A Bayesian Finite Mixture Model Approach for Mixed-type Data Clustering and Variable Selection with Censored Biomarkers

Clustering mixed-type data remains a major challenge in biomedical research to uncover clinically meaningful subgroups within heterogeneous patient populations. Most existing clustering methods impose restrictive assumptions like local independence, fail to accommodate censored biomarkers, or unable to quantify variable importance. We propose a Bayesian finite mixture model (BFMM) clustering framework that addresses these limitations. BFMM flexibly models both continuous and categorical variables, incorporates three covariance structures to capture cluster-specific dependencies among continuous features, and handles censored observations through likelihood-based imputation. To facilitate feature prioritization, BFMM uses spike-and-slab priors to estimate variable importance on a continuous 0-1 scale. Simulation studies demonstrate that BFMM outperforms existing methods in clustering accuracy, particularly given strong within-cluster correlation or censored variables, and reliably distinguishes informative features from noise under varying conditions. We applied BFMM to two real-world datasets: (1) the SENECA cohort integrating electronic health records from patients with Sepsis; and (2) the EDEN randomized trial of patients with acute lung injury. In both settings, BFMM identified clinically interpretable phenotypes and revealed variable-specific contributions to subgroup differentiation. In the EDEN trial, it also uncovered evidence of treatment heterogeneity. These findings validate BFMM as an effective, interpretable, and practically useful clustering tool for complex biomedical datasets.
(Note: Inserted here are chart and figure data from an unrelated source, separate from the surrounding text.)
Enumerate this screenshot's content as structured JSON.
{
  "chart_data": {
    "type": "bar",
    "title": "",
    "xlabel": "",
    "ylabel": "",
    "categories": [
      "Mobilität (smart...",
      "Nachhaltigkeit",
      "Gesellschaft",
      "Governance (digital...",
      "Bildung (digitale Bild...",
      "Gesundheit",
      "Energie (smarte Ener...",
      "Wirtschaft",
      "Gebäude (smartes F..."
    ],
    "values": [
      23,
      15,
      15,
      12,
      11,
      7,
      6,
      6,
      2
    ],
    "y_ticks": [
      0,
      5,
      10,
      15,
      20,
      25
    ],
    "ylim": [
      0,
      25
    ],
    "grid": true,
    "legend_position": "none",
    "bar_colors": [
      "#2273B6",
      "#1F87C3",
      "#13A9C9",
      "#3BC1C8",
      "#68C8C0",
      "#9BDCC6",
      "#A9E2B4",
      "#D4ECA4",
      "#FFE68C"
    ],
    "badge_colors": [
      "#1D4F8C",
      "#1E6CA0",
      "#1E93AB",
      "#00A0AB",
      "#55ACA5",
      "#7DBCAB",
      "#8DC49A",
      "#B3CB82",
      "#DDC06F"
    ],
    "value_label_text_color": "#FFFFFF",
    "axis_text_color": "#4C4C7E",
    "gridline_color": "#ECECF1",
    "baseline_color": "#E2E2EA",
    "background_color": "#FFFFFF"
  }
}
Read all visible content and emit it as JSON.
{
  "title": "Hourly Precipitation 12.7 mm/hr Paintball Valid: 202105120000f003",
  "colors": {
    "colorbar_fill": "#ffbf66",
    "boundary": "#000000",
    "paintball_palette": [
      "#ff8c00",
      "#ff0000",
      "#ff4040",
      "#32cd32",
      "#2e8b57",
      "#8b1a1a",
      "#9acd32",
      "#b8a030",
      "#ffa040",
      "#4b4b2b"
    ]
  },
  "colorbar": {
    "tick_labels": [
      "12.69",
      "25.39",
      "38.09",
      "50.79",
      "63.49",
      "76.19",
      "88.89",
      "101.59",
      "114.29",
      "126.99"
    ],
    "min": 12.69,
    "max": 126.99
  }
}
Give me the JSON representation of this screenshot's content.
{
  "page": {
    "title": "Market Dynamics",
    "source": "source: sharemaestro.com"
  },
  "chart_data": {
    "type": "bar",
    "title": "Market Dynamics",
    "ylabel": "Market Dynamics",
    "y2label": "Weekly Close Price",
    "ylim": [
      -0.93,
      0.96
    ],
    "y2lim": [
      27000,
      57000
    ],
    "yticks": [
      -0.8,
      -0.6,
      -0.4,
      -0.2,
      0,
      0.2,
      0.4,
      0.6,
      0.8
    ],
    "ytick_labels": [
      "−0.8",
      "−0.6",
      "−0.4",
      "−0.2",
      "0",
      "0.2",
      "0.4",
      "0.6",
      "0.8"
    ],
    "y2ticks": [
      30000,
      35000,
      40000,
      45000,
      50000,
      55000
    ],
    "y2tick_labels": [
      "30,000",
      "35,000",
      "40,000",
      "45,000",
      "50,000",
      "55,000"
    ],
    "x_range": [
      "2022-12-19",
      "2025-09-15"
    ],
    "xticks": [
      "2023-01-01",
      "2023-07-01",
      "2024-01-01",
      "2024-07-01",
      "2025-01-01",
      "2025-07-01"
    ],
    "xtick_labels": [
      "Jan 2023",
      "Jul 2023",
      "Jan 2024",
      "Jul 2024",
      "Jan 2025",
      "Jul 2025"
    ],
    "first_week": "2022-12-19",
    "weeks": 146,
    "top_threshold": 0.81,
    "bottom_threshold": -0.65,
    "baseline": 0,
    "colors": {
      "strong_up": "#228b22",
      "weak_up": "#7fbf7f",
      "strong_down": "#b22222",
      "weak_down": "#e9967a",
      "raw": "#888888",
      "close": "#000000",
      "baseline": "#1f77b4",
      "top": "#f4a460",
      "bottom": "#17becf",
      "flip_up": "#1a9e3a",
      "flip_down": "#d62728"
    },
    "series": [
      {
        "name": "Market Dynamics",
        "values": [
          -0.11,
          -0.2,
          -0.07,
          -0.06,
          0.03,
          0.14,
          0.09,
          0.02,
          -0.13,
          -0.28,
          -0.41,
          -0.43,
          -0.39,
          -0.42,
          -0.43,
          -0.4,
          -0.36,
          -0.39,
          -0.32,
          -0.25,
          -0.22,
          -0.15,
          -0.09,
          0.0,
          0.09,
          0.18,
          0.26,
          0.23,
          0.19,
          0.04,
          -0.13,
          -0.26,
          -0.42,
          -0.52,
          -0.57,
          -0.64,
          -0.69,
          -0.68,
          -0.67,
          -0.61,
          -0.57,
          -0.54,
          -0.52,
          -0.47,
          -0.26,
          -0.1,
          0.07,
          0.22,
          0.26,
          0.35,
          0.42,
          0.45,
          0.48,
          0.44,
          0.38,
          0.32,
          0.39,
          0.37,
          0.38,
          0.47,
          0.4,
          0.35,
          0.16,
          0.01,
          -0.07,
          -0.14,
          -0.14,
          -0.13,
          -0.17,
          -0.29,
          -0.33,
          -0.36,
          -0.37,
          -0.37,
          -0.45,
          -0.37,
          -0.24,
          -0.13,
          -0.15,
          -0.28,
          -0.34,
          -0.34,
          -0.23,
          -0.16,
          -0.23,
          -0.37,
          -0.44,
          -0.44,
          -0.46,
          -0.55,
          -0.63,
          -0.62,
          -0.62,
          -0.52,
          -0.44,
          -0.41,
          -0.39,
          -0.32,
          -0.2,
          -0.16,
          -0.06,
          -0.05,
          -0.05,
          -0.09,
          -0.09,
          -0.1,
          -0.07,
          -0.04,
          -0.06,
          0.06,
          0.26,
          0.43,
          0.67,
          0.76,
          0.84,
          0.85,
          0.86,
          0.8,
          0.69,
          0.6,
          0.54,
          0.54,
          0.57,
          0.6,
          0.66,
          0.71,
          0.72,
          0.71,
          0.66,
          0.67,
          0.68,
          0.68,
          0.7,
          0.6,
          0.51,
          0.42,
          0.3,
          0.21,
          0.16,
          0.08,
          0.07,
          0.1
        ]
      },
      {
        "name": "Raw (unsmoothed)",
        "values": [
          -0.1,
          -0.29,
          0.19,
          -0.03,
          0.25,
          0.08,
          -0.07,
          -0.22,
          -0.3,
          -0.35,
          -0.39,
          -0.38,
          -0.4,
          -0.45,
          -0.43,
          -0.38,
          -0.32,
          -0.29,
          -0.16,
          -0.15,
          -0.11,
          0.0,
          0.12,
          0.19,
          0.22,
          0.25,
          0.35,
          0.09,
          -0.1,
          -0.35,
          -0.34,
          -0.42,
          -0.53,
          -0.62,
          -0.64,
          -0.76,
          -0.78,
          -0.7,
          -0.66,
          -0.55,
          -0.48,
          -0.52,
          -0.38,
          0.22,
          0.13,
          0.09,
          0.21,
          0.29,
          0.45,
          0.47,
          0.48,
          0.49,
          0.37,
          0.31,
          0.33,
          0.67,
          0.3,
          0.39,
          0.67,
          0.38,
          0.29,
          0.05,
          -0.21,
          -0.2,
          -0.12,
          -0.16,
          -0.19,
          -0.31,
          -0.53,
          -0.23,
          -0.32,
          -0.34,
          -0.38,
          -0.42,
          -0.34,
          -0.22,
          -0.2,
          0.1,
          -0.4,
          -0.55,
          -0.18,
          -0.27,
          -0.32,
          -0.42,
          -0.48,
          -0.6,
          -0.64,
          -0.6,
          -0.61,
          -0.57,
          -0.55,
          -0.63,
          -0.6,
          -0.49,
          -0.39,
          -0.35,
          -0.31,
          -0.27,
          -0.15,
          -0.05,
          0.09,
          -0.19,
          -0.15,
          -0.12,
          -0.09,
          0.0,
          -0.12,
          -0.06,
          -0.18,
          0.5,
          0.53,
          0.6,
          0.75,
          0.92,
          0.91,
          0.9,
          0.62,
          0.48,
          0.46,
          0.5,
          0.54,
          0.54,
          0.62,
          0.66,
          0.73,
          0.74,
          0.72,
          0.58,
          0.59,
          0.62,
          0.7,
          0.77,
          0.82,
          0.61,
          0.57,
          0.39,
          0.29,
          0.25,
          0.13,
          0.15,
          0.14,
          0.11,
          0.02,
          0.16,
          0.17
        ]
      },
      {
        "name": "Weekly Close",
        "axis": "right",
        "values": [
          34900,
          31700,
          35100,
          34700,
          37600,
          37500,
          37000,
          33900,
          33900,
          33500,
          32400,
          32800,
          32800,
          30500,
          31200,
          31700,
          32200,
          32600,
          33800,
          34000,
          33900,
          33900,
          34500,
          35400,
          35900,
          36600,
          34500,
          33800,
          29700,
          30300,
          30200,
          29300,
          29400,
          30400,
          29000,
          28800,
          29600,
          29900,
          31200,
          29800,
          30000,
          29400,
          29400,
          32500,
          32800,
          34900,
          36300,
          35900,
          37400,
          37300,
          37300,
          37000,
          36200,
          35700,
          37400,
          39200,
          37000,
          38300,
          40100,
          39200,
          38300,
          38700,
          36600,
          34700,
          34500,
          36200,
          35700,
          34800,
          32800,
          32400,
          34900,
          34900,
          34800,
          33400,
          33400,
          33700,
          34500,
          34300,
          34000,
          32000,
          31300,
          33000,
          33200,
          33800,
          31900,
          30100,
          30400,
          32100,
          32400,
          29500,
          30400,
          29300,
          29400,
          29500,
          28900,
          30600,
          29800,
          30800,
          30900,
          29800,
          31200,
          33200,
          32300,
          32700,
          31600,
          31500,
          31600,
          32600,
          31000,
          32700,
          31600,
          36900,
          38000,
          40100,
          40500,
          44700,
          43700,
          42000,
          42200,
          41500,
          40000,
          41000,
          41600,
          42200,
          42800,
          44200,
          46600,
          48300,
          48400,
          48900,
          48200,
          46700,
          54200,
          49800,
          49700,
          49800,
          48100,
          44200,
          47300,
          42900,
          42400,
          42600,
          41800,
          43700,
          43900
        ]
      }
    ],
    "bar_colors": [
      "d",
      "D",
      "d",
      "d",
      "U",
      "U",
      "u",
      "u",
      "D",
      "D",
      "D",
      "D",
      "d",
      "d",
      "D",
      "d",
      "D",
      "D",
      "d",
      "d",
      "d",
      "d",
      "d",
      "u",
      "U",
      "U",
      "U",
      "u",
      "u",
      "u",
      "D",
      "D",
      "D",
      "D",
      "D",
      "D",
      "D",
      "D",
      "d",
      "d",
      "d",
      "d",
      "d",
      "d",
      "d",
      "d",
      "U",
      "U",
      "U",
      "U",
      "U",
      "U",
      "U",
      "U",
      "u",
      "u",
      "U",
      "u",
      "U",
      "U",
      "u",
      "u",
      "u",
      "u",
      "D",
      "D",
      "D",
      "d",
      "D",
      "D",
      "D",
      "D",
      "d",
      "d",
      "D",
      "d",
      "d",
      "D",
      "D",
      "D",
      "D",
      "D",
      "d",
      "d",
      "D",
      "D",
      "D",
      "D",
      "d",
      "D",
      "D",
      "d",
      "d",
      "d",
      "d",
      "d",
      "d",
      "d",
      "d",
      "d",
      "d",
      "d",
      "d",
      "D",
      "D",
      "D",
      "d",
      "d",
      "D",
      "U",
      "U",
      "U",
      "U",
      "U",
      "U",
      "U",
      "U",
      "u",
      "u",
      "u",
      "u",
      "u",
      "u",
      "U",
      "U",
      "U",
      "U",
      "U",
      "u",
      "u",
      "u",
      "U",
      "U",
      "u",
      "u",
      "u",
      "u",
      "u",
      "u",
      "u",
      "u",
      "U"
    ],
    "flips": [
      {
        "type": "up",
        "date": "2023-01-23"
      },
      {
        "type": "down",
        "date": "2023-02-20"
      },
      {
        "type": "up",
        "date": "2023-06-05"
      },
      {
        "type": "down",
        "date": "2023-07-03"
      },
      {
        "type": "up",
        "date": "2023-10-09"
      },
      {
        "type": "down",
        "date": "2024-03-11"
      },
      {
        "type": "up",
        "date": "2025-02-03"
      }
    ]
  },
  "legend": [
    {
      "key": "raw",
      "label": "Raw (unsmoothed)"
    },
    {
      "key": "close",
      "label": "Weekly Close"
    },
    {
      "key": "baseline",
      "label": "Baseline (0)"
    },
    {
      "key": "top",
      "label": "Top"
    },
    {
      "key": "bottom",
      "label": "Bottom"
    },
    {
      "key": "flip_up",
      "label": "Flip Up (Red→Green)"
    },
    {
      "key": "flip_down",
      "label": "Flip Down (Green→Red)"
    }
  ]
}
翻译：在生物医学研究中，对混合型数据进行聚类以揭示异质性患者群体中具有临床意义的亚组仍是一项重大挑战。现有的大多数聚类方法施加了诸如局部独立性等限制性假设，无法处理删失的生物标志物，或难以量化变量重要性。我们提出了一种贝叶斯有限混合模型（BFMM）聚类框架来解决这些局限性。BFMM能够灵活地对连续型和分类变量进行建模，融合了三种协方差结构以捕捉连续特征间的簇特异性依赖关系，并通过基于似然的插补来处理删失观测值。为促进特征排序，BFMM使用尖峰-平板先验在连续的0-1尺度上估计变量重要性。模拟研究表明，BFMM在聚类准确性方面优于现有方法，尤其是在存在强簇内相关性或删失变量的情况下，并且能在不同条件下可靠地区分信息特征与噪声。我们将BFMM应用于两个真实世界数据集：（1）整合了脓毒症患者电子健康记录的SENECA队列；（2）针对急性肺损伤患者的EDEN随机试验。在这两种场景中，BFMM均识别出临床可解释的表型，并揭示了各变量对亚组分化的具体贡献。在EDEN试验中，它还发现了治疗异质性的证据。这些发现验证了BFMM作为一种针对复杂生物医学数据集的有效、可解释且实用的聚类工具。